⚠️ Untested Recipe: This recipe hasn’t been tested yet. Measurements and instructions may need adjustment.

A light, fluffy vegan sponge cake base perfect for layer cakes. The aquafaba technique creates a tender crumb that rivals traditional egg-based sponges.

Ingredients

  • 2 dl sugar
  • 1 dl aquafaba
  • 3 dl wheat flour
  • 2 tsp baking powder
  • pinch of vanilla powder
  • pinch of salt
  • 75 g margarine
  • 0.75 dl plant milk

Instructions

  1. Prep: Preheat oven to 175°C. Grease and flour an 18-20 cm cake tin.

  2. Whip: Beat sugar and aquafaba with an electric mixer until white and fluffy. Don’t overwhip to meringue - just white and thickened (pösigt).

  3. Mix dry: Combine flour, baking powder, vanilla and salt in a separate bowl.

  4. Melt margarine: Set aside to cool slightly.

  5. Combine: Gently fold dry ingredients, melted margarine and milk into the whipped aquafaba. Mix until just combined - don’t overwork. Scrape down sides to incorporate all flour.

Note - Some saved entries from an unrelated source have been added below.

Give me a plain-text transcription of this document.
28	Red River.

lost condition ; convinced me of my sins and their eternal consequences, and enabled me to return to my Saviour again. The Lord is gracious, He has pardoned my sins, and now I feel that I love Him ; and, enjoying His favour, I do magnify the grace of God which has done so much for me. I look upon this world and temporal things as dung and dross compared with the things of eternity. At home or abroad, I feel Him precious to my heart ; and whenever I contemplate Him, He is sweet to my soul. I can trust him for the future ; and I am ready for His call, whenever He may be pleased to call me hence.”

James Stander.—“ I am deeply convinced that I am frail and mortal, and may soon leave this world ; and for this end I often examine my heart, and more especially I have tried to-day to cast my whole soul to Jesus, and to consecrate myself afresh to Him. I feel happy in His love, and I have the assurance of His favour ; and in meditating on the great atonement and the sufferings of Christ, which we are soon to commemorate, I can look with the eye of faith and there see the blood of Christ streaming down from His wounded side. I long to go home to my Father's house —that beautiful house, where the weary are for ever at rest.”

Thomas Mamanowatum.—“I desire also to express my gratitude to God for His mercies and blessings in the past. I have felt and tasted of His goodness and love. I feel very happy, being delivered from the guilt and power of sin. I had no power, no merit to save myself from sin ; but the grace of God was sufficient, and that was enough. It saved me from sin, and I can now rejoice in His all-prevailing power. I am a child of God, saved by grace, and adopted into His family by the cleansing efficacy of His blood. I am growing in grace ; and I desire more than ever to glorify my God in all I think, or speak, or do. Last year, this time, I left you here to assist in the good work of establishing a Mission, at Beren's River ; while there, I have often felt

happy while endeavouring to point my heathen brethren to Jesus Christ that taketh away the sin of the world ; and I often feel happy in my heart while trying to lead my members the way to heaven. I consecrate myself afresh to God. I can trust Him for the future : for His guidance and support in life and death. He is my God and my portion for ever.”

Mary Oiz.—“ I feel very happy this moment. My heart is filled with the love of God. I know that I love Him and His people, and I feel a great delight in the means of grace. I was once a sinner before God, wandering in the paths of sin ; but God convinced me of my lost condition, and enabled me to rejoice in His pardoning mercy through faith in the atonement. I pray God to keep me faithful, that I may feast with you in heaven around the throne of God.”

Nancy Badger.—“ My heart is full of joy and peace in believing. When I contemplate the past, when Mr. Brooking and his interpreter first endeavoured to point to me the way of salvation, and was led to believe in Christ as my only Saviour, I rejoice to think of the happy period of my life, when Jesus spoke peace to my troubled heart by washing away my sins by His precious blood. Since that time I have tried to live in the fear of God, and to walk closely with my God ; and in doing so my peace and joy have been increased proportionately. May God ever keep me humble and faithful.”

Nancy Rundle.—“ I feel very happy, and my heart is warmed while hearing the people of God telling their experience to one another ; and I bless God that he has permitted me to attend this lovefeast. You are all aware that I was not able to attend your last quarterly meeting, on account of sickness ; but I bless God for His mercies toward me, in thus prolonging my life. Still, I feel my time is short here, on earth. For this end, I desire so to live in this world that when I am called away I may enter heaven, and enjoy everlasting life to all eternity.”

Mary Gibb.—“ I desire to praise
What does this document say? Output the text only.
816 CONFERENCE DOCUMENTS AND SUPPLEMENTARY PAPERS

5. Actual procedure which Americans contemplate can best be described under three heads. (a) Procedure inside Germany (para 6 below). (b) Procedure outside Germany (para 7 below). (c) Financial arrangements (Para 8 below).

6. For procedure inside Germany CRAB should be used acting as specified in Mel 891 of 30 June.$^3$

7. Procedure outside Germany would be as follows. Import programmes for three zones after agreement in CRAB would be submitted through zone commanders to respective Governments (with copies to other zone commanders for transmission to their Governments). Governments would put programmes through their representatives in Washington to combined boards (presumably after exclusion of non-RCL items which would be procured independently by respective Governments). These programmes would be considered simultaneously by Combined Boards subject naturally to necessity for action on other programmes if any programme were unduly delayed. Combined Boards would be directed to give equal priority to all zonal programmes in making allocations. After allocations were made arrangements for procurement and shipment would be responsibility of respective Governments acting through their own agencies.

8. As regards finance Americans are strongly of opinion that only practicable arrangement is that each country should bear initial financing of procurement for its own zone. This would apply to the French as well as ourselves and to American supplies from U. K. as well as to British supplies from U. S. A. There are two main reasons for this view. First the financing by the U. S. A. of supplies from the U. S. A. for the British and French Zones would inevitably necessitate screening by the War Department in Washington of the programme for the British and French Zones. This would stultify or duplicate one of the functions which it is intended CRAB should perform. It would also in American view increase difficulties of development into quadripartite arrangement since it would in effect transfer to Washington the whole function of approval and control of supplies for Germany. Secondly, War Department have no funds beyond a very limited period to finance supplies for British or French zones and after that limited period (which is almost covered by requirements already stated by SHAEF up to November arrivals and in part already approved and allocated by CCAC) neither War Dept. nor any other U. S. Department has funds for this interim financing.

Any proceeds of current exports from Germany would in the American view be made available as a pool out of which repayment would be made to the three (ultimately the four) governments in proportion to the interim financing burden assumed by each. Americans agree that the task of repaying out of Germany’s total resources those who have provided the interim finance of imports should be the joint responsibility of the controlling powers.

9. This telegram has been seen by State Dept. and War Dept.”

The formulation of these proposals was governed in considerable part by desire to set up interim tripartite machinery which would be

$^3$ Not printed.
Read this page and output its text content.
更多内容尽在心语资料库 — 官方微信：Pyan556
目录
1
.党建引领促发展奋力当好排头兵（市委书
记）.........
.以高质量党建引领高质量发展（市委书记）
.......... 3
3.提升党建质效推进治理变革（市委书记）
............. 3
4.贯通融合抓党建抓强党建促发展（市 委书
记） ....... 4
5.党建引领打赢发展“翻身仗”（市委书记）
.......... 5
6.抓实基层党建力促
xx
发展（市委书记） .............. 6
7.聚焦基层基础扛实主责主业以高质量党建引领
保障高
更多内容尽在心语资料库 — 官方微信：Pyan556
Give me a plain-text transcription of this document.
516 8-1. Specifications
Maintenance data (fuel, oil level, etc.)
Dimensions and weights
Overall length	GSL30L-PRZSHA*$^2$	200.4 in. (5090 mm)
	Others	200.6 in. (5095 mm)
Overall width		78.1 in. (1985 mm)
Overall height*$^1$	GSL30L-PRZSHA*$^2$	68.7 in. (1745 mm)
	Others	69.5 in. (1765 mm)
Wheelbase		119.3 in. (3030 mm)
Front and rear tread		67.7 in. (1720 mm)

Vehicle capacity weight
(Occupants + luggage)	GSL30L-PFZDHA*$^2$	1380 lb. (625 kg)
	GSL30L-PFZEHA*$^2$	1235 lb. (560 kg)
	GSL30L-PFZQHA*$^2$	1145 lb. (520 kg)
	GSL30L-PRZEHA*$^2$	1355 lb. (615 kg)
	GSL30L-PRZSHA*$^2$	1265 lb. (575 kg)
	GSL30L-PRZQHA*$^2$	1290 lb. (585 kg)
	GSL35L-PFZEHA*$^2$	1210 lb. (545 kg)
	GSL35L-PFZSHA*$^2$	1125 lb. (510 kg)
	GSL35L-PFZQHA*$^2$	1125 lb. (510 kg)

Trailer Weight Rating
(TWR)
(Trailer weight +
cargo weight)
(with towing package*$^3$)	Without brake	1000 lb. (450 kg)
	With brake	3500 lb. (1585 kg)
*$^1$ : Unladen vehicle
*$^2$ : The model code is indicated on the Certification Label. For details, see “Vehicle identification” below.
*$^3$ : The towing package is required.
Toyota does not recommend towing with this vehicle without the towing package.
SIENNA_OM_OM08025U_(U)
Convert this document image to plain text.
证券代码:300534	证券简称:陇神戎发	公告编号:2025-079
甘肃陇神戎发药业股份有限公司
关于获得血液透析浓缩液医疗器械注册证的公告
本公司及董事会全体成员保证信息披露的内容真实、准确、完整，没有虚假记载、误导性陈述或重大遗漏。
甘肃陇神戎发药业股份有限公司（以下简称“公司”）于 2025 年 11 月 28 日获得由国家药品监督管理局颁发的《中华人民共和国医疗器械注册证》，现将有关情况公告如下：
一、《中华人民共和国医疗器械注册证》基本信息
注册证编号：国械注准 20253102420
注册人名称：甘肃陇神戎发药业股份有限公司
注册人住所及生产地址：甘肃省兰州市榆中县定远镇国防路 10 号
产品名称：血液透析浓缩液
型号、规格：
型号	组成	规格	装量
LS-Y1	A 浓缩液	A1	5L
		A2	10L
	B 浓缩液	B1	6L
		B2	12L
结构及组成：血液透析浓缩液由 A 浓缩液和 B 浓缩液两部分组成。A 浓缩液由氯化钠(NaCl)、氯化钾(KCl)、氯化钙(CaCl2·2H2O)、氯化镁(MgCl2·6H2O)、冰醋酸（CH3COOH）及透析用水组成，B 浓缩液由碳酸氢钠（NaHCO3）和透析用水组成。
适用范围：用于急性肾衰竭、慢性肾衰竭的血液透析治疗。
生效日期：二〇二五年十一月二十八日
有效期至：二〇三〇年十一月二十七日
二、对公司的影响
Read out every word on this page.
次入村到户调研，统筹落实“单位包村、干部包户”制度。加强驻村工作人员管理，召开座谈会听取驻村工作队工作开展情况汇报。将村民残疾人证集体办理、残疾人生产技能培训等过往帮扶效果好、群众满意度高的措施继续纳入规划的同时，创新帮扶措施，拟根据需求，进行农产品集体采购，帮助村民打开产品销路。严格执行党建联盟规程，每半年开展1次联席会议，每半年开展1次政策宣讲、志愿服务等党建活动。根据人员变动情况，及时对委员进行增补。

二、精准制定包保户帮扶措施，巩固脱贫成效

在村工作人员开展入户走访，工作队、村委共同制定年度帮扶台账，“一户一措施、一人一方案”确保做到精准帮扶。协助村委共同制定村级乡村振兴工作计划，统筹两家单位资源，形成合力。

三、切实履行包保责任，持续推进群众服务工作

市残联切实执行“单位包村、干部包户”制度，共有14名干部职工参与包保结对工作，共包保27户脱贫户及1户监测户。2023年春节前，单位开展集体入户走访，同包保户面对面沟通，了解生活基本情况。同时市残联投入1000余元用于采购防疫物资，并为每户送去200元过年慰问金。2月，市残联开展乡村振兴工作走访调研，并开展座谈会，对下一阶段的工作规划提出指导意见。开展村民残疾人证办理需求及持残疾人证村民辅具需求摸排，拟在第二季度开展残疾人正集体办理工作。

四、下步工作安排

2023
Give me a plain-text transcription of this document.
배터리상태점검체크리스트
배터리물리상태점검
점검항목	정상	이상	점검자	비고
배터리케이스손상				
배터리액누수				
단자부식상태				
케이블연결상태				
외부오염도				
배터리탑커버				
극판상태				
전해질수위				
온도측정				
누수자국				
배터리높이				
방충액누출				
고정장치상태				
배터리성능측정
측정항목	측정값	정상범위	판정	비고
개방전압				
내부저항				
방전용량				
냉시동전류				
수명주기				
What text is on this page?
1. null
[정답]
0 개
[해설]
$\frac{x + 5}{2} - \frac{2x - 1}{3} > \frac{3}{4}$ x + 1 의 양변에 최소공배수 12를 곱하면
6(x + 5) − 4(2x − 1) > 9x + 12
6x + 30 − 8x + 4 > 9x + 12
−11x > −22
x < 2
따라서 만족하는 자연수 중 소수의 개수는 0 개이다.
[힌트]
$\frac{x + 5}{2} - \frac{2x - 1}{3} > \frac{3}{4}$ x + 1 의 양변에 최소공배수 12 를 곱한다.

  6. Bake: Pour into prepared tin. Bake at 175°C for 30-35 minutes. Test with a skewer - it should come out clean.

Notes

Pan size matters: Use an 18-20 cm tin for best results. Larger tins (22-24 cm) don’t work as well with this recipe. An 18 cm tin gives a taller cake, 20 cm gives a slightly flatter one.

Finding tins: The classic 18-20 cm sizes are common at second-hand shops and flea markets.

For layer cakes: Let cool completely, then slice horizontally into 2-3 layers.

Also works as: This same recipe makes an excellent sockerkaka (Swedish sugar cake) - see the separate recipe for variations.